How to make a North London Quilt

I’ve never been I’m a fan of quilting. I thought it looked like a pain in the rear end to cut things out, sew them together, then sew more together, so on and so on… and the idea that in order to do this I had to buy more fabric *specifically for this task*…

A mix of handprinted Indian cotton, Liberty lawn, some rubbish I got at Ikea and wool crepe.
..especially when duvets exist.

My understanding of quilts, and patchwork, is that they were something that was originally made to make use of tiny scraps of worn out clothes, so it seems a bit absurd that making a quilt is more of a status symbol these days than the creation of anything useful. However, recently I found myself with a great many scraps, and no money to buy fabric, so I found some information about how to make a simple log cabin quilt which just involves sewing strips of fabric around a central square. I have made a couple of patchwork quilts before, but I hated every second of it. It was amazingly dull, sewing squares together endlessly.

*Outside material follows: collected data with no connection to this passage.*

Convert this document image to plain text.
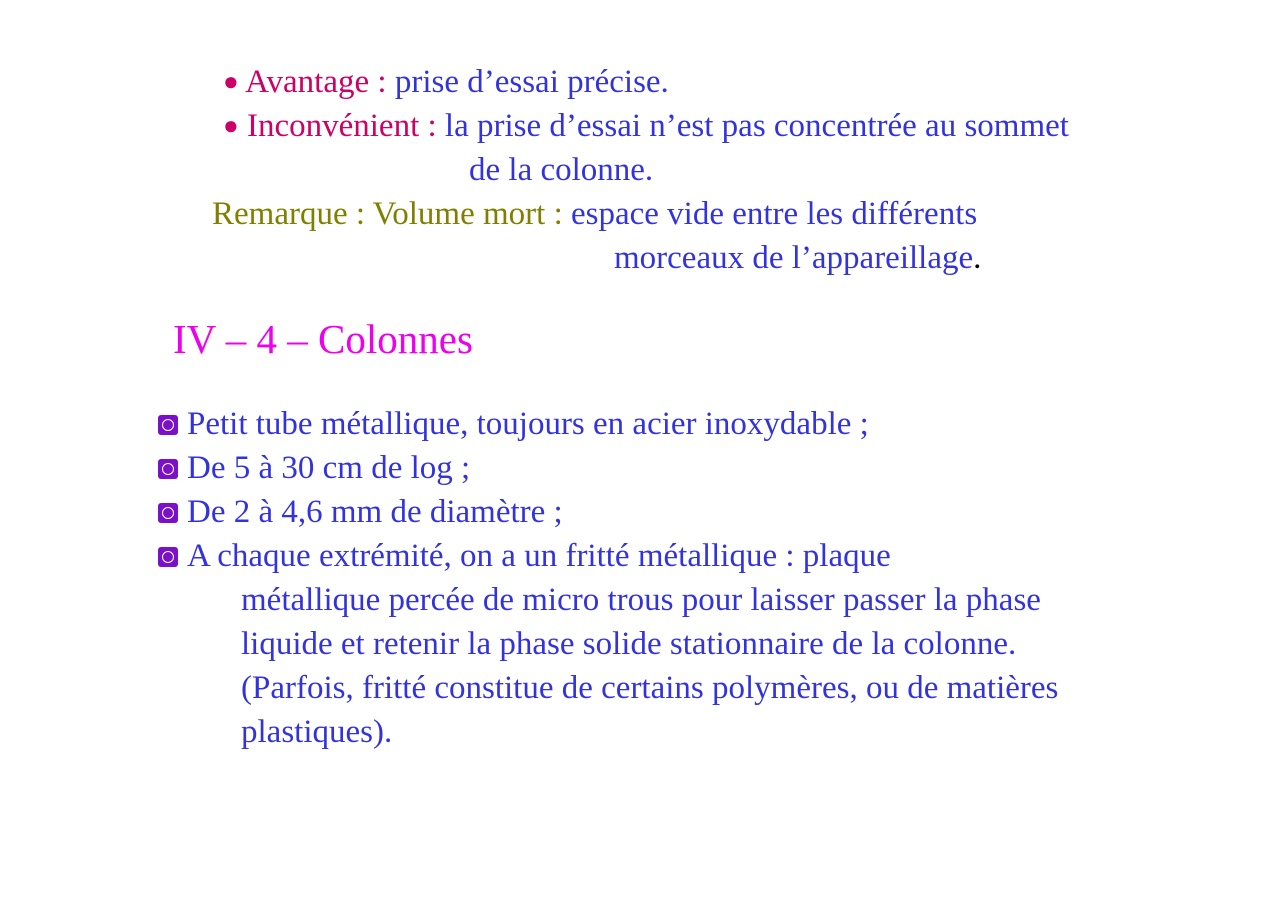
● Avantage : prise d’essai précise.
● Inconvénient : la prise d’essai n’est pas concentrée au sommet
de la colonne.
Remarque : Volume mort : espace vide entre les différents
morceaux de l’appareillage.
IV – 4 – Colonnes
Petit tube métallique, toujours en acier inoxydable ;
De 5 à 30 cm de log ;
De 2 à 4,6 mm de diamètre ;
A chaque extrémité, on a un fritté métallique : plaque
métallique percée de micro trous pour laisser passer la phase
liquide et retenir la phase solide stationnaire de la colonne.
(Parfois, fritté constitue de certains polymères, ou de matières
plastiques).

The Liberty print at the centre was bought in one of Liberty's excellent little sales. It has vampire bats and things on it.
The Liberty print at the centre was bought in one of Liberty’s excellent little sales. It has vampire bats and things on it. Also there is some wool crepe, some rubbish I got from Ikea, handprinted Indian cotton from Cloth House and a bit of lawn from Croft Mill.

The log cabin quilts made from scraps I saw online were made with a fine eye for colour and pattern and design. Someone had sifted through their scraps with love, care and attention. I don’t have any of those things, so I sewed the strips done together in a random order.

But the log cabin pattern come together very quickly and I was able to make 4 blocks (which is the name for the individual components of a larger quilt) in about 40 minutes. Had I been bothered, I would have tried to arrange the scraps in a aesthetically pleasing order but I figured true “makers” are driven not so much by aesthetics but a wish to save money and make use of things, Womble style. So with that in mind, all I really tried to do would make sure that identical strips were not touching one another.

I have 4 blocks now, enough for a cot quilt I guess, but I think I will carry on and wear down my scraps pile, and see where it takes me. It feels very virtuous to be making use of these. Have I been converted into one of those crazed quilting women I saw at the Knitting and Stitching Show, a slightly crazed look on their faces as they seized fistfuls of fat quarters? Who knows. Maybe…

2 thoughts on “How to make a North London Quilt”

  1. I love the random combination! I totally agree with your assessment of quilting. It floors me how pricey quilting cottons are. No doubt the ones that people make these days are beautiful, but I like the random smattering of colors and textures that happens when you put together scraps (for free!). I have a set of great uncles who were tailors who made a quilt for my Mom and her siblings as a kid out of scraps of all the different wools they used in their trade. I wish that one had survived, but my Mom said that it was very very warm.

    1. I thought of Dolly Parton’s song, Coat of Many Colors, when I started to make it, and thought of the skill and creativity (to say nothing of her poverty and desperation) of Dolly’s mother to have cobbled together scraps to make a coat. I also remember my own mother attempting paper piecing, on and off, over several years and eventually making enough to cover a very small placemat. She didn’t really have much patience.